С исторической дистанции мы можем видеть, что если бы принципы создания пролетарского искусства, намеченные Мао Цзэдуном в Яньани, соблюдались буквально (будь это возможно), то «Великая культурная революция», развернувшаяся четверть века спустя, не достигла бы такого колоссального размаха. Это особенно верно в отношении областей, которые марксисты называют надстройкой,— образования, литературы и искусства. Скудные успехи в созидании общепролетарской культуры с самого начала были конструктивной слабостью революционного строительства. Мао Цзэдуну (хотя ни он сам, ни Цзян Цин ни за что не признали бы этого публично) так и не удалось полностью привлечь на свою сторону крупнейшие таланты в сферах, чуждых его собственной,— главным образом в сфере литературы и исполнительских видов искусства. Противоречия между тоталитарной политической властью и творческой независимостью непримиримы, притом непримиримы универсально. Но в риторике маоистского режима это неразрешимое противоречие было крайне упрощено, чтобы доказать наличие «борьбы двух линий»: правильной линии Мао Цзэдуна и неправильной линии того деятеля, который был его противником в данный момент. В 30‑х и 40‑х годах представителями этих двух линий были Мао и Ван Мин, а в 60‑х — Мао и Лю Шаоци.
Многолетние официальные утверждения о полной солидарности между Председателем Мао, партией и народом как будто успокоили море сомнений. Но если бы корабль был в безопасности, то зачем «великому кормчему» понадобилось бы столь явно менять курс каждые несколько месяцев или лет? Чтобы удержать за собой главенствующее положение в Яньани, Мао надо было продемонстрировать своим товарищам и массам, что люди, которые расходятся с ним в интеллектуальном плане, тем самым проявляют нелояльность к нему лично. Все инакомыслящие осуждались на публичных форумах и поносились как «догматики», правые оппортунисты или сторонники Ван Мина[170]

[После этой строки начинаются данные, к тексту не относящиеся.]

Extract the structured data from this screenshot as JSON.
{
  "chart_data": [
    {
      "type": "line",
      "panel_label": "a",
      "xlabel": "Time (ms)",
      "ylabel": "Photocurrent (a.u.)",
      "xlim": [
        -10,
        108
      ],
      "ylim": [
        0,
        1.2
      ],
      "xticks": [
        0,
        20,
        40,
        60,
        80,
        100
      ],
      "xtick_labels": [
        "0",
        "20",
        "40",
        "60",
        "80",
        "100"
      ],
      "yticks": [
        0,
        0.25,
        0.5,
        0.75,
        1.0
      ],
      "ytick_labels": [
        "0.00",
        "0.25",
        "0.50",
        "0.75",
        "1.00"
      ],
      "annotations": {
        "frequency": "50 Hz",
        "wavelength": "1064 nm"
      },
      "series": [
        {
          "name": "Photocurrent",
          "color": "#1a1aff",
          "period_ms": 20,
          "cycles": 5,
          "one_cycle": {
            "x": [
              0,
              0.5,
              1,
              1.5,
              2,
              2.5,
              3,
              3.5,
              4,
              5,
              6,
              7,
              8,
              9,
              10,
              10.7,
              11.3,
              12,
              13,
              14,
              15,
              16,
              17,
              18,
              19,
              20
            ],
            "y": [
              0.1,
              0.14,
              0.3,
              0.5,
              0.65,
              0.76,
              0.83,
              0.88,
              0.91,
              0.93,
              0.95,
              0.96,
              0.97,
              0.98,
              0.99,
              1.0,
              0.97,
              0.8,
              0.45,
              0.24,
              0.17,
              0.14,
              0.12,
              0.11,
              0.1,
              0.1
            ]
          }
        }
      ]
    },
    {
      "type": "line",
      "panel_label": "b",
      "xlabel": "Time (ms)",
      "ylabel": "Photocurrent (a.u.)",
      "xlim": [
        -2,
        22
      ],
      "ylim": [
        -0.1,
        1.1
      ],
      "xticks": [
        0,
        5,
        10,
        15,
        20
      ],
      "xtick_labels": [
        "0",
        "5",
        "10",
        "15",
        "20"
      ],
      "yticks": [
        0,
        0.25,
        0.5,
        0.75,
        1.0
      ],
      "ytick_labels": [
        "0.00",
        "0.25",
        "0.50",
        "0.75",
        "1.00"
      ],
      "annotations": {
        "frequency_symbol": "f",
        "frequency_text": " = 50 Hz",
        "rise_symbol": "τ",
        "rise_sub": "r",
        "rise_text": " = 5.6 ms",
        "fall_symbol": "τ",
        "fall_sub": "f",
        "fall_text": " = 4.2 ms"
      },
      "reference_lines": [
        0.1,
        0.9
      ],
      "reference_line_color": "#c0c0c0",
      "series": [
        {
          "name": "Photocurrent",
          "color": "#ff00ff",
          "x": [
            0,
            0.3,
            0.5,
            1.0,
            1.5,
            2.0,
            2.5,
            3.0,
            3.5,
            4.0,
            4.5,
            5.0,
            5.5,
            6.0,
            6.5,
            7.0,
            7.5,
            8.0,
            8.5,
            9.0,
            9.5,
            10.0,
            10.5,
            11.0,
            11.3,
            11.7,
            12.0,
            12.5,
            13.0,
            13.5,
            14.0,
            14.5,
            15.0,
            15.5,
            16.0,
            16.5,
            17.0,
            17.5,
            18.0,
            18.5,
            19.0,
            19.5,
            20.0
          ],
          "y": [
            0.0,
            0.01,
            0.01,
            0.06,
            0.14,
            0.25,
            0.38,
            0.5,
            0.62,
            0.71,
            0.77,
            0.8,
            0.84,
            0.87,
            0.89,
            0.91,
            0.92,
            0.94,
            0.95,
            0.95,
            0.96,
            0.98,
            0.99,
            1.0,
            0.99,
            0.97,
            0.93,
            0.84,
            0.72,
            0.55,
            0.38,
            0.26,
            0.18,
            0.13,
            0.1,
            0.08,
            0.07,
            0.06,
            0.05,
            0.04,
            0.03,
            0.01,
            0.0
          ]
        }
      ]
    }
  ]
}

. Однако суть предъявлявшихся им обвинений была не всегда ясна. Многие инакомыслящие были, конечно, просто писателями-марксистами или художниками независимого направления.С целью повышения авторитета Мао в начале 40‑х годов стали практиковаться изнурительные расследования в ходе собраний, посвящённых «духовной чистке». Широкая кампания «духовной чистки» стала, пожалуй, самым глубоким и мучительным испытанием в истории революции. Таков был способ, применявшийся Мао, чтобы убедить несведущих, скептически настроенных или несогласных с ним людей (в основном интеллигентов) в правильности его мировоззрения и его политики. Но те, кто прошёл чистку, не могли просто безмолвно согласиться с его линией или вообще отмолчаться. Своё успешное духовное очищение такие люди должны были доказать тем, что становились его открытыми сторонниками, которые затем начинали обращать в свою веру других людей из своего окружения. Для неодобрительно настроенных наблюдателей «духовная чистка» была не чем иным, как «промывкой мозгов».
Применявшийся Мао метод «духовной чистки» имеет свои корни в национальной истории. Чтобы довести свои революционные идеи до сознания людей, он пользовался их языком, говоря, что надо «лечить болезнь, чтобы спасти больного». Такая обработка мозгов путём перевоспитания и психологических манипуляций отличала его от Сталина, который прославился своей физической жестокостью, «ликвидацией» инакомыслящих и других неугодных людей. Если Сталин действовал по традиции царей, то Мао нащупал глубокие корни в китайской истории. Подобно Конфуцию, учившему, что воспитать можно любого, Мао учит, что можно преобразовать политические убеждения, или «образ мыслей», любого. Процесс перехода на сторону Мао (а следовательно, и на сторону партии) был чем-то вроде перехода в другую веру: человека «уговаривают» отказаться от убеждений и поведения, которых он придерживался всю жизнь, и воспринять новые — главным образом убеждение в необходимости вести неослабную пролетарскую классовую борьбу. Ключом к процессу такой перестройки, которая считалась необходимой для непрерывного развития революции, были психологически умело построенные статьи Лю Шаоци (самая знаменитая из них, опубликованная в 1939 году, стала известна под заголовком «О работе коммуниста над собой»).
В Китае мало писали о «духовной чистке», будь то журналисты, писатели или драматурги. Ничего существенного не говорится и в официальных документах[171]
. Возможно, страдания, отметившие собой этот период испытаний в истории революции, были слишком свежи — они ещё не ушли в прошлое, чтобы можно было дать этому периоду объективную оценку. Исследование динамики психологического уничтожения и её воспроизведение были бы, вероятно, немыслимы для драматурга, вынужденного, чтобы не лишиться рассудка или жизни, брать на себя совершенно иные классовые задачи во имя революционной справедливости.